Searching for Something #18: The Roof of the World- Tibet
18: The Roof of the World
10 July 2002
We’re finally at the very Roof of the World, Shangri-La, the mystical kingdom of Tibet. We flew into Lhasa from Chengdu, away from the murky pollution-filled cities of China into the fresh thin mountain air. It’s been like entering a whole new, utterly fascinating world.
The Jokhang Temple is the most revered religious structure in Tibet, which becomes obvious even before entering. Numerous prostrating Tibetans line the front of the temple, lying flat on the ground, touching their heads and fanning their arms in devotion. Walking into the main chapel is a mystical experience that’s also enhanced by the dizzying lack of oxygen at Lhasa’s 3,600 meters (11,800 feet). It’s dimly lit with yak butter candles, incense floats through the air, and there’s the background murmur of monks and pilgrims muttering their repetitious chants.
Hoards of pilgrims make their way from shrine to shrine, touching their heads to the various blue-haired Buddha’s legs, rolling their prayer beads, and refilling the candles with yak butter from personal candles or thermoses. Many of them twirl prayer wheels a wooden stick with a cylindrical spinning top that’s attached to a pendulum. I don’t know if I’ve ever been in a more sacred place… and I definitely felt out of place as a tourist poking my nose in someone else’s religion. However, I am definitely made to feel welcome. Pilgrims pull us into their lines walking around the Barkhor pilgrim circuit surrounding the temple. Monks are smiley, friendly, and eager to explain their different artifacts in a mixture of sign language and broken English. Already, I feel that Tibetans are a world apart from the often rude and brusque Chinese.
The Potola Palace, former home of the Dalai Lama, is probably Lhasa’s most famous image. It is one of the most wondrous buildings I’ve seen, rising on a hill above the skyline of Lhasa. While walking through the city, it’s very difficult to take your eyes off the structure. The bottom layers are of the nine-story White Palace. This somewhat resembles the Spanish-style architecture of white-washed brick buildings with rows of square windows, complete with flower-filled window boxes.
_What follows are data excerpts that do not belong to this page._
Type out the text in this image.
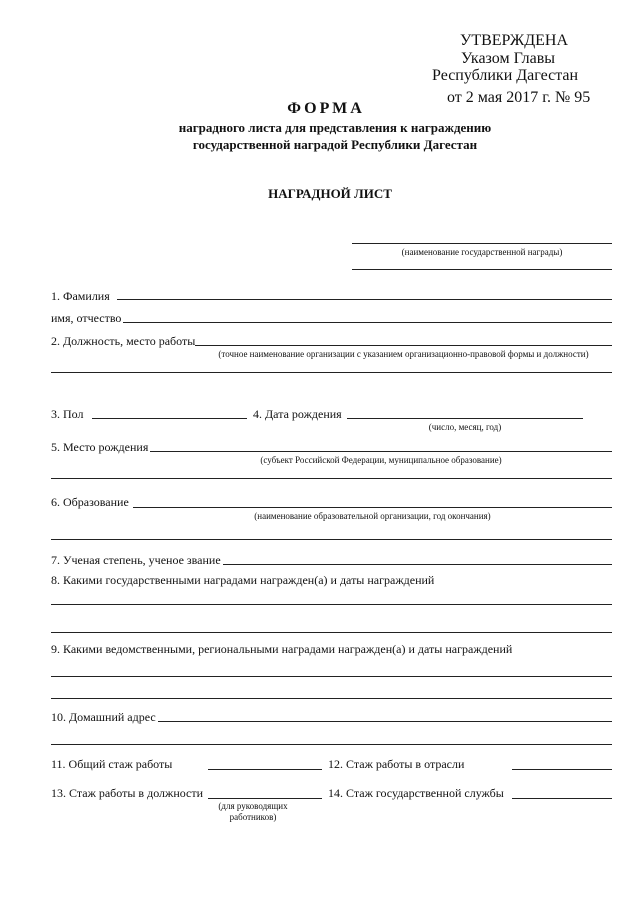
УТВЕРЖДЕНА
Указом Главы
Республики Дагестан
от 2 мая 2017 г. № 95
ФОРМА
наградного листа для представления к награждению
государственной наградой Республики Дагестан
НАГРАДНОЙ ЛИСТ
(наименование государственной награды)
1. Фамилия
имя, отчество
2. Должность, место работы
(точное наименование организации с указанием организационно-правовой формы и должности)
3. Пол	4. Дата рождения
(число, месяц, год)
5. Место рождения
(субъект Российской Федерации, муниципальное образование)
6. Образование
(наименование образовательной организации, год окончания)
7. Ученая степень, ученое звание
8. Какими государственными наградами награжден(а) и даты награждений
9. Какими ведомственными, региональными наградами награжден(а) и даты награждений
10. Домашний адрес
11. Общий стаж работы	12. Стаж работы в отрасли
13. Стаж работы в должности
(для руководящих
работников)
14. Стаж государственной службы
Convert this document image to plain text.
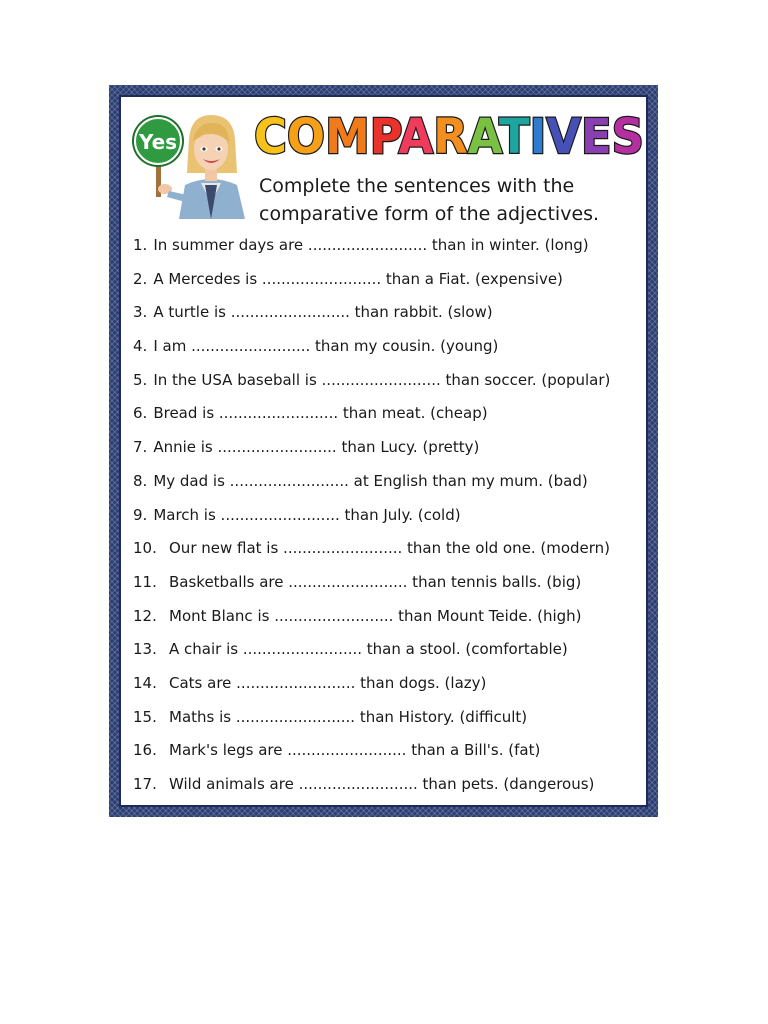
Yes COMPARATIVES
Complete the sentences with the
comparative form of the adjectives.
1. In summer days are ......................... than in winter. (long)
2. A Mercedes is ......................... than a Fiat. (expensive)
3. A turtle is ......................... than rabbit. (slow)
4. I am ......................... than my cousin. (young)
5. In the USA baseball is ......................... than soccer. (popular)
6. Bread is ......................... than meat. (cheap)
7. Annie is ......................... than Lucy. (pretty)
8. My dad is ......................... at English than my mum. (bad)
9. March is ......................... than July. (cold)
10. Our new flat is ......................... than the old one. (modern)
11. Basketballs are ......................... than tennis balls. (big)
12. Mont Blanc is ......................... than Mount Teide. (high)
13. A chair is ......................... than a stool. (comfortable)
14. Cats are ......................... than dogs. (lazy)
15. Maths is ......................... than History. (difficult)
16. Mark's legs are ......................... than a Bill's. (fat)
17. Wild animals are ......................... than pets. (dangerous)
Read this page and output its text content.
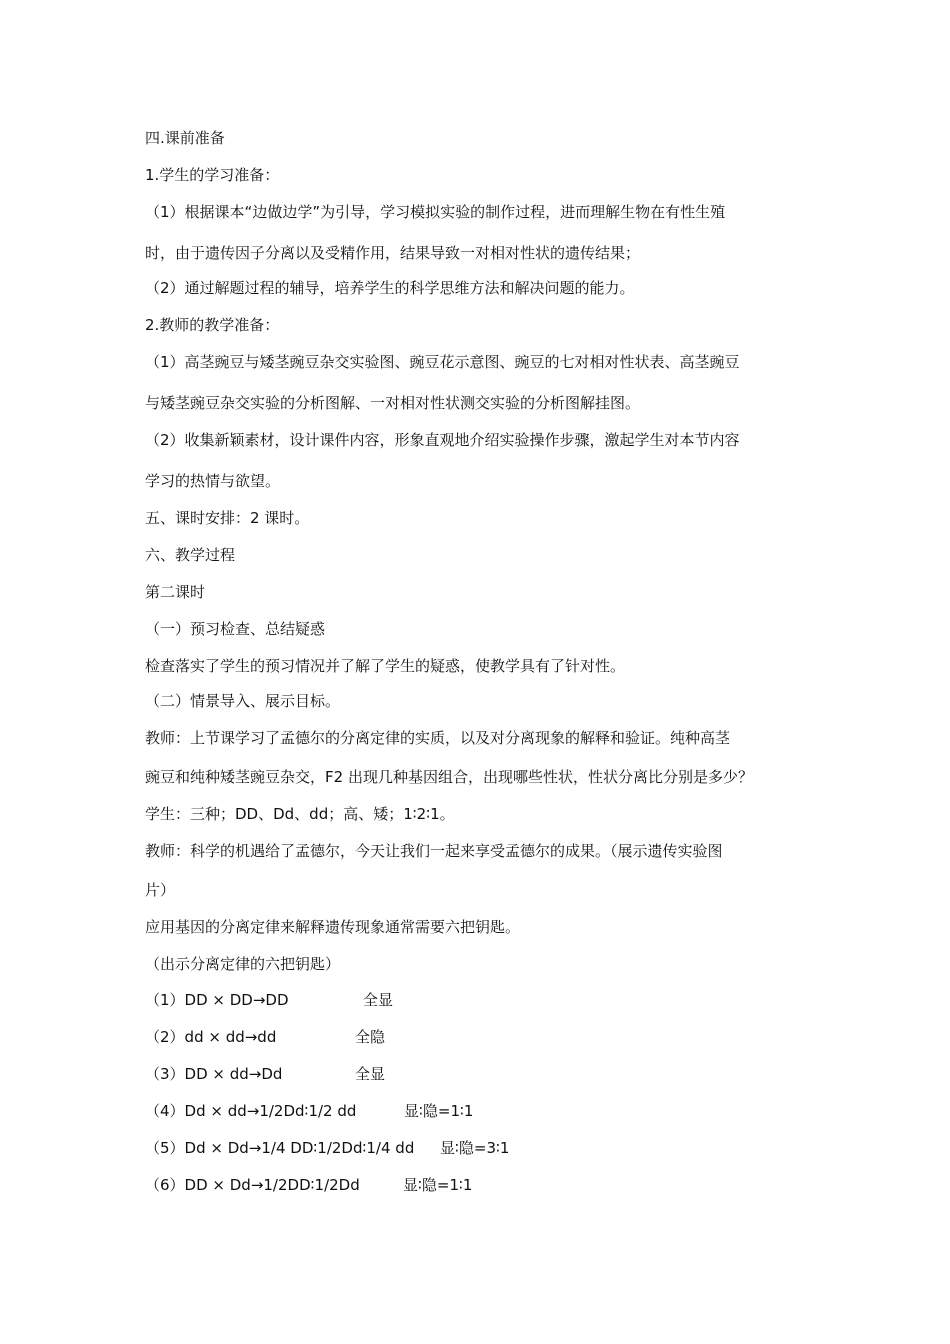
四.课前准备
1.学生的学习准备：
（1）根据课本“边做边学”为引导，学习模拟实验的制作过程，进而理解生物在有性生殖
时，由于遗传因子分离以及受精作用，结果导致一对相对性状的遗传结果；
（2）通过解题过程的辅导，培养学生的科学思维方法和解决问题的能力。
2.教师的教学准备：
（1）高茎豌豆与矮茎豌豆杂交实验图、豌豆花示意图、豌豆的七对相对性状表、高茎豌豆
与矮茎豌豆杂交实验的分析图解、一对相对性状测交实验的分析图解挂图。
（2）收集新颖素材，设计课件内容，形象直观地介绍实验操作步骤，激起学生对本节内容
学习的热情与欲望。
五、课时安排：2 课时。
六、教学过程
第二课时
（一）预习检查、总结疑惑
检查落实了学生的预习情况并了解了学生的疑惑，使教学具有了针对性。
（二）情景导入、展示目标。
教师：上节课学习了孟德尔的分离定律的实质，以及对分离现象的解释和验证。纯种高茎
豌豆和纯种矮茎豌豆杂交，F2 出现几种基因组合，出现哪些性状，性状分离比分别是多少？
学生：三种；DD、Dd、dd；高、矮；1∶2∶1。
教师：科学的机遇给了孟德尔，今天让我们一起来享受孟德尔的成果。（展示遗传实验图
片）
应用基因的分离定律来解释遗传现象通常需要六把钥匙。
（出示分离定律的六把钥匙）
（1）DD × DD→DD	全显
（2）dd × dd→dd	全隐
（3）DD × dd→Dd	全显
（4）Dd × dd→1/2Dd∶1/2 dd	显∶隐=1∶1
（5）Dd × Dd→1/4 DD∶1/2Dd∶1/4 dd 显∶隐=3∶1
（6）DD × Dd→1/2DD∶1/2Dd	显∶隐=1∶1
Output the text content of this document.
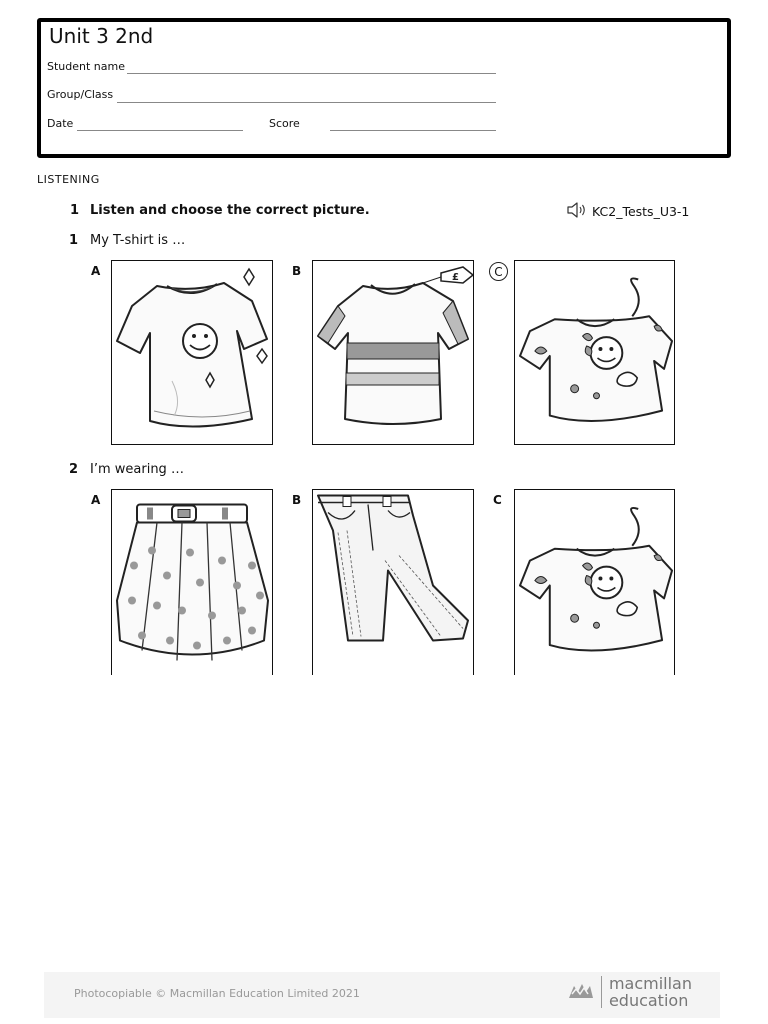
Unit 3 2nd
Student name
Group/Class
Date	Score
LISTENING
1 Listen and choose the correct picture.	KC2_Tests_U3-1
1 My T-shirt is …
A	B	£	C
2 I’m wearing …
A	B	C
Photocopiable © Macmillan Education Limited 2021
macmillan
education
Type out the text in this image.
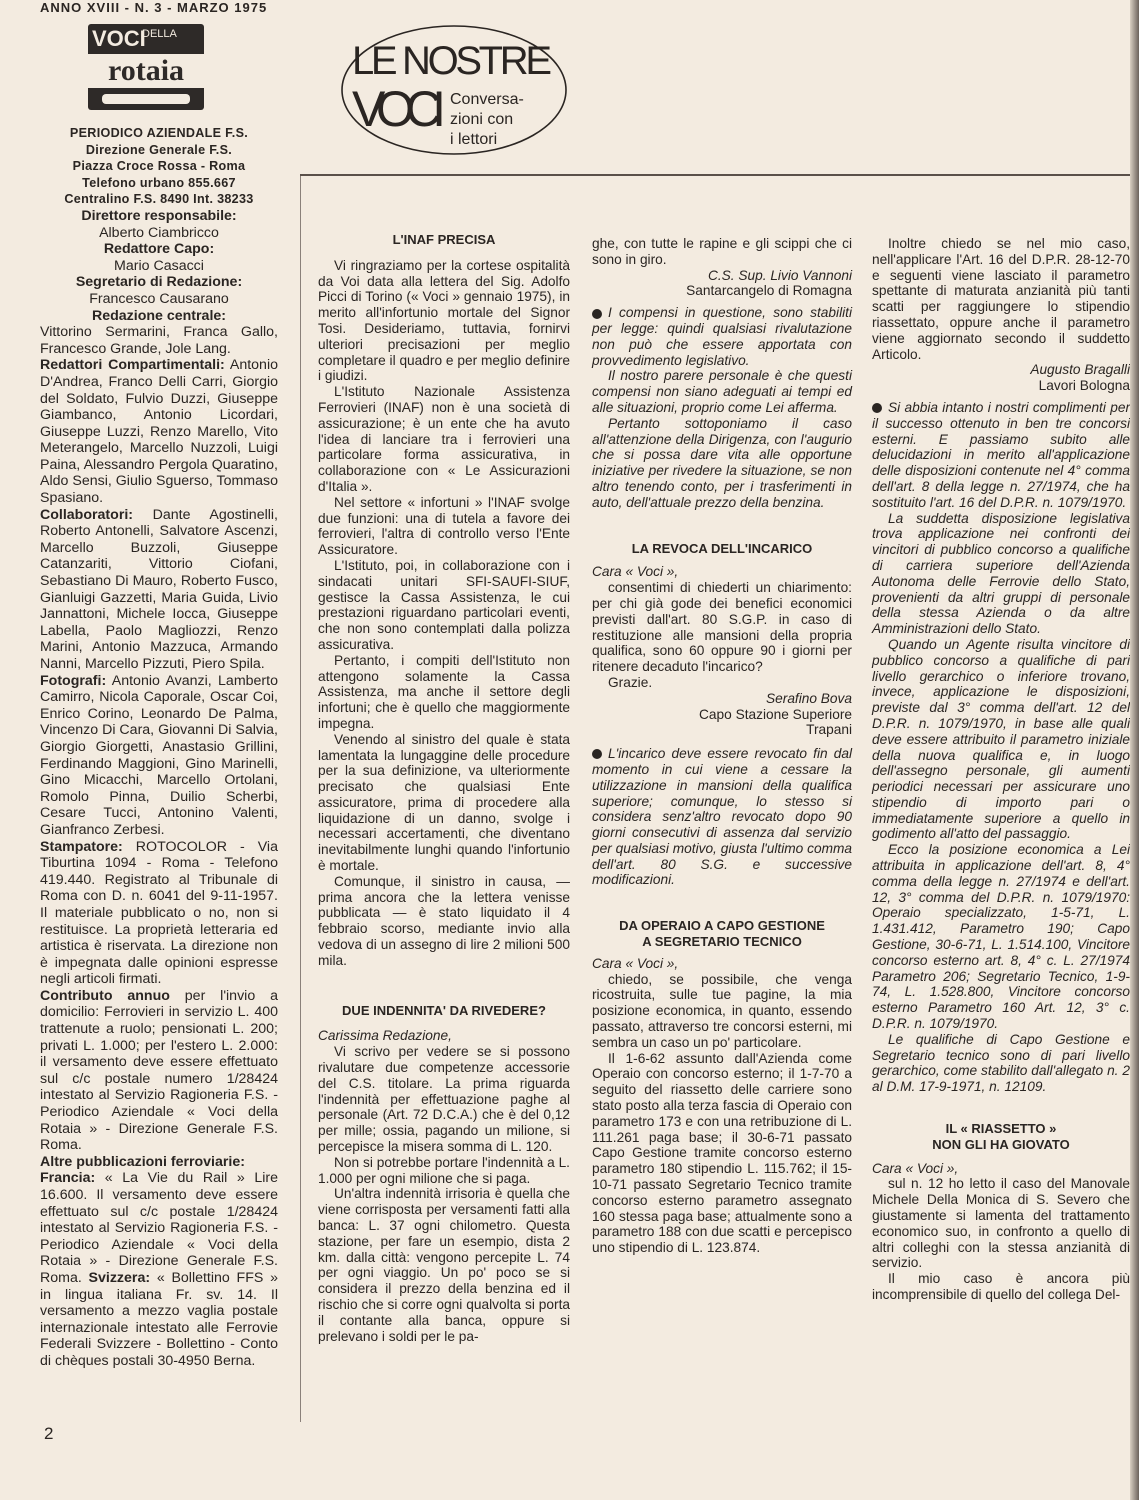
ANNO XVIII - N. 3 - MARZO 1975
VOCI
DELLA
rotaia
PERIODICO AZIENDALE F.S.
Direzione Generale F.S.
Piazza Croce Rossa - Roma
Telefono urbano 855.667
Centralino F.S. 8490 Int. 38233
Direttore responsabile:
Alberto Ciambricco
Redattore Capo:
Mario Casacci
Segretario di Redazione:
Francesco Causarano
Redazione centrale:

Vittorino Sermarini, Franca Gallo, Francesco Grande, Jole Lang.

Redattori Compartimentali: Antonio D'Andrea, Franco Delli Carri, Giorgio del Soldato, Fulvio Duzzi, Giuseppe Giambanco, Antonio Licordari, Giuseppe Luzzi, Renzo Marello, Vito Meterangelo, Marcello Nuzzoli, Luigi Paina, Alessandro Pergola Quaratino, Aldo Sensi, Giulio Sguerso, Tommaso Spasiano.

Collaboratori: Dante Agostinelli, Roberto Antonelli, Salvatore Ascenzi, Marcello Buzzoli, Giuseppe Catanzariti, Vittorio Ciofani, Sebastiano Di Mauro, Roberto Fusco, Gianluigi Gazzetti, Maria Guida, Livio Jannattoni, Michele Iocca, Giuseppe Labella, Paolo Magliozzi, Renzo Marini, Antonio Mazzuca, Armando Nanni, Marcello Pizzuti, Piero Spila.

Fotografi: Antonio Avanzi, Lamberto Camirro, Nicola Caporale, Oscar Coi, Enrico Corino, Leonardo De Palma, Vincenzo Di Cara, Giovanni Di Salvia, Giorgio Giorgetti, Anastasio Grillini, Ferdinando Maggioni, Gino Marinelli, Gino Micacchi, Marcello Ortolani, Romolo Pinna, Duilio Scherbi, Cesare Tucci, Antonino Valenti, Gianfranco Zerbesi.

Stampatore: ROTOCOLOR - Via Tiburtina 1094 - Roma - Telefono 419.440. Registrato al Tribunale di Roma con D. n. 6041 del 9-11-1957. Il materiale pubblicato o no, non si restituisce. La proprietà letteraria ed artistica è riservata. La direzione non è impegnata dalle opinioni espresse negli articoli firmati.

Contributo annuo per l'invio a domicilio: Ferrovieri in servizio L. 400 trattenute a ruolo; pensionati L. 200; privati L. 1.000; per l'estero L. 2.000: il versamento deve essere effettuato sul c/c postale numero 1/28424 intestato al Servizio Ragioneria F.S. - Periodico Aziendale « Voci della Rotaia » - Direzione Generale F.S. Roma.

Altre pubblicazioni ferroviarie:

Francia: « La Vie du Rail » Lire 16.600. Il versamento deve essere effettuato sul c/c postale 1/28424 intestato al Servizio Ragioneria F.S. - Periodico Aziendale « Voci della Rotaia » - Direzione Generale F.S. Roma. Svizzera: « Bollettino FFS » in lingua italiana Fr. sv. 14. Il versamento a mezzo vaglia postale internazionale intestato alle Ferrovie Federali Svizzere - Bollettino - Conto di chèques postali 30-4950 Berna.

2
LE NOSTRE
VOCI Conversa-
zioni con
i lettori

L'INAF PRECISA

Vi ringraziamo per la cortese ospitalità da Voi data alla lettera del Sig. Adolfo Picci di Torino (« Voci » gennaio 1975), in merito all'infortunio mortale del Signor Tosi. Desideriamo, tuttavia, fornirvi ulteriori precisazioni per meglio completare il quadro e per meglio definire i giudizi.

L'Istituto Nazionale Assistenza Ferrovieri (INAF) non è una società di assicurazione; è un ente che ha avuto l'idea di lanciare tra i ferrovieri una particolare forma assicurativa, in collaborazione con « Le Assicurazioni d'Italia ».

Nel settore « infortuni » l'INAF svolge due funzioni: una di tutela a favore dei ferrovieri, l'altra di controllo verso l'Ente Assicuratore.

L'Istituto, poi, in collaborazione con i sindacati unitari SFI-SAUFI-SIUF, gestisce la Cassa Assistenza, le cui prestazioni riguardano particolari eventi, che non sono contemplati dalla polizza assicurativa.

Pertanto, i compiti dell'Istituto non attengono solamente la Cassa Assistenza, ma anche il settore degli infortuni; che è quello che maggiormente impegna.

Venendo al sinistro del quale è stata lamentata la lungaggine delle procedure per la sua definizione, va ulteriormente precisato che qualsiasi Ente assicuratore, prima di procedere alla liquidazione di un danno, svolge i necessari accertamenti, che diventano inevitabilmente lunghi quando l'infortunio è mortale.

Comunque, il sinistro in causa, — prima ancora che la lettera venisse pubblicata — è stato liquidato il 4 febbraio scorso, mediante invio alla vedova di un assegno di lire 2 milioni 500 mila.

DUE INDENNITA' DA RIVEDERE?

Carissima Redazione,

Vi scrivo per vedere se si possono rivalutare due competenze accessorie del C.S. titolare. La prima riguarda l'indennità per effettuazione paghe al personale (Art. 72 D.C.A.) che è del 0,12 per mille; ossia, pagando un milione, si percepisce la misera somma di L. 120.

Non si potrebbe portare l'indennità a L. 1.000 per ogni milione che si paga.

Un'altra indennità irrisoria è quella che viene corrisposta per versamenti fatti alla banca: L. 37 ogni chilometro. Questa stazione, per fare un esempio, dista 2 km. dalla città: vengono percepite L. 74 per ogni viaggio. Un po' poco se si considera il prezzo della benzina ed il rischio che si corre ogni qualvolta si porta il contante alla banca, oppure si prelevano i soldi per le pa-

ghe, con tutte le rapine e gli scippi che ci sono in giro.

C.S. Sup. Livio Vannoni

Santarcangelo di Romagna

I compensi in questione, sono stabiliti per legge: quindi qualsiasi rivalutazione non può che essere apportata con provvedimento legislativo.

Il nostro parere personale è che questi compensi non siano adeguati ai tempi ed alle situazioni, proprio come Lei afferma.

Pertanto sottoponiamo il caso all'attenzione della Dirigenza, con l'augurio che si possa dare vita alle opportune iniziative per rivedere la situazione, se non altro tenendo conto, per i trasferimenti in auto, dell'attuale prezzo della benzina.

LA REVOCA DELL'INCARICO

Cara « Voci »,

consentimi di chiederti un chiarimento: per chi già gode dei benefici economici previsti dall'art. 80 S.G.P. in caso di restituzione alle mansioni della propria qualifica, sono 60 oppure 90 i giorni per ritenere decaduto l'incarico?

Grazie.

Serafino Bova

Capo Stazione Superiore

Trapani

L'incarico deve essere revocato fin dal momento in cui viene a cessare la utilizzazione in mansioni della qualifica superiore; comunque, lo stesso si considera senz'altro revocato dopo 90 giorni consecutivi di assenza dal servizio per qualsiasi motivo, giusta l'ultimo comma dell'art. 80 S.G. e successive modificazioni.

DA OPERAIO A CAPO GESTIONE

A SEGRETARIO TECNICO

Cara « Voci »,

chiedo, se possibile, che venga ricostruita, sulle tue pagine, la mia posizione economica, in quanto, essendo passato, attraverso tre concorsi esterni, mi sembra un caso un po' particolare.

Il 1-6-62 assunto dall'Azienda come Operaio con concorso esterno; il 1-7-70 a seguito del riassetto delle carriere sono stato posto alla terza fascia di Operaio con parametro 173 e con una retribuzione di L. 111.261 paga base; il 30-6-71 passato Capo Gestione tramite concorso esterno parametro 180 stipendio L. 115.762; il 15-10-71 passato Segretario Tecnico tramite concorso esterno parametro assegnato 160 stessa paga base; attualmente sono a parametro 188 con due scatti e percepisco uno stipendio di L. 123.874.

Inoltre chiedo se nel mio caso, nell'applicare l'Art. 16 del D.P.R. 28-12-70 e seguenti viene lasciato il parametro spettante di maturata anzianità più tanti scatti per raggiungere lo stipendio riassettato, oppure anche il parametro viene aggiornato secondo il suddetto Articolo.

Augusto Bragalli

Lavori Bologna

Si abbia intanto i nostri complimenti per il successo ottenuto in ben tre concorsi esterni. E passiamo subito alle delucidazioni in merito all'applicazione delle disposizioni contenute nel 4° comma dell'art. 8 della legge n. 27/1974, che ha sostituito l'art. 16 del D.P.R. n. 1079/1970.

La suddetta disposizione legislativa trova applicazione nei confronti dei vincitori di pubblico concorso a qualifiche di carriera superiore dell'Azienda Autonoma delle Ferrovie dello Stato, provenienti da altri gruppi di personale della stessa Azienda o da altre Amministrazioni dello Stato.

Quando un Agente risulta vincitore di pubblico concorso a qualifiche di pari livello gerarchico o inferiore trovano, invece, applicazione le disposizioni, previste dal 3° comma dell'art. 12 del D.P.R. n. 1079/1970, in base alle quali deve essere attribuito il parametro iniziale della nuova qualifica e, in luogo dell'assegno personale, gli aumenti periodici necessari per assicurare uno stipendio di importo pari o immediatamente superiore a quello in godimento all'atto del passaggio.

Ecco la posizione economica a Lei attribuita in applicazione dell'art. 8, 4° comma della legge n. 27/1974 e dell'art. 12, 3° comma del D.P.R. n. 1079/1970: Operaio specializzato, 1-5-71, L. 1.431.412, Parametro 190; Capo Gestione, 30-6-71, L. 1.514.100, Vincitore concorso esterno art. 8, 4° c. L. 27/1974 Parametro 206; Segretario Tecnico, 1-9-74, L. 1.528.800, Vincitore concorso esterno Parametro 160 Art. 12, 3° c. D.P.R. n. 1079/1970.

Le qualifiche di Capo Gestione e Segretario tecnico sono di pari livello gerarchico, come stabilito dall'allegato n. 2 al D.M. 17-9-1971, n. 12109.

IL « RIASSETTO »

NON GLI HA GIOVATO

Cara « Voci »,

sul n. 12 ho letto il caso del Manovale Michele Della Monica di S. Severo che giustamente si lamenta del trattamento economico suo, in confronto a quello di altri colleghi con la stessa anzianità di servizio.

Il mio caso è ancora più incomprensibile di quello del collega Del-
Rising up from this base is the sumptuous Red Palace whose dusky red hues somehow resemble both a fort and an intricate delicate structure at the same time. It’s said that Frank Lloyd Wright had a much-admired picture of the Potola hanging in his office. Inside the palace is a lot gloomier. In the Dalai Lama’s time, it was a bustling place that contained the seat of government as well as chapels, housing, and schools for religious training. Now, the palace is more like an empty museum. There are some pilgrims who wander the routes between each chapel and the tombs of former Dalai Lamas, but unfortunately there are many more huge, loud groups of Chinese tourists, gawking at the strange customs of one of their “liberated” lands.
Tibet is quite a sad place. Now it’s essentially a police state. Small armies of armed Chinese officers wander through the Jokhang and Potola. There are video cameras in the main Barkhor Square outside the Jokhang Temple, as historically it’s been a place of frequent uprisings. The police presence along the streets is unmistakable. They sit on every intersection, harassing the various pedicab drivers and fruit vendors for permits and licenses. Machine-gun-clad army men stroll the streets, scrutinizing everyone. Even sitting here in this internet cafe, I’ve been eyed by several wandering policemen (good thing they probably can’t read English). Lhasa has also become overrun by the Chinese, who are rapidly forcing the Tibetans into a minority. But somehow, despite all this, people seem friendly and relatively happy, at least on the surface.
We leave tomorrow to brave the Tibetan roads by jeep… on our way to Everest Base Camp!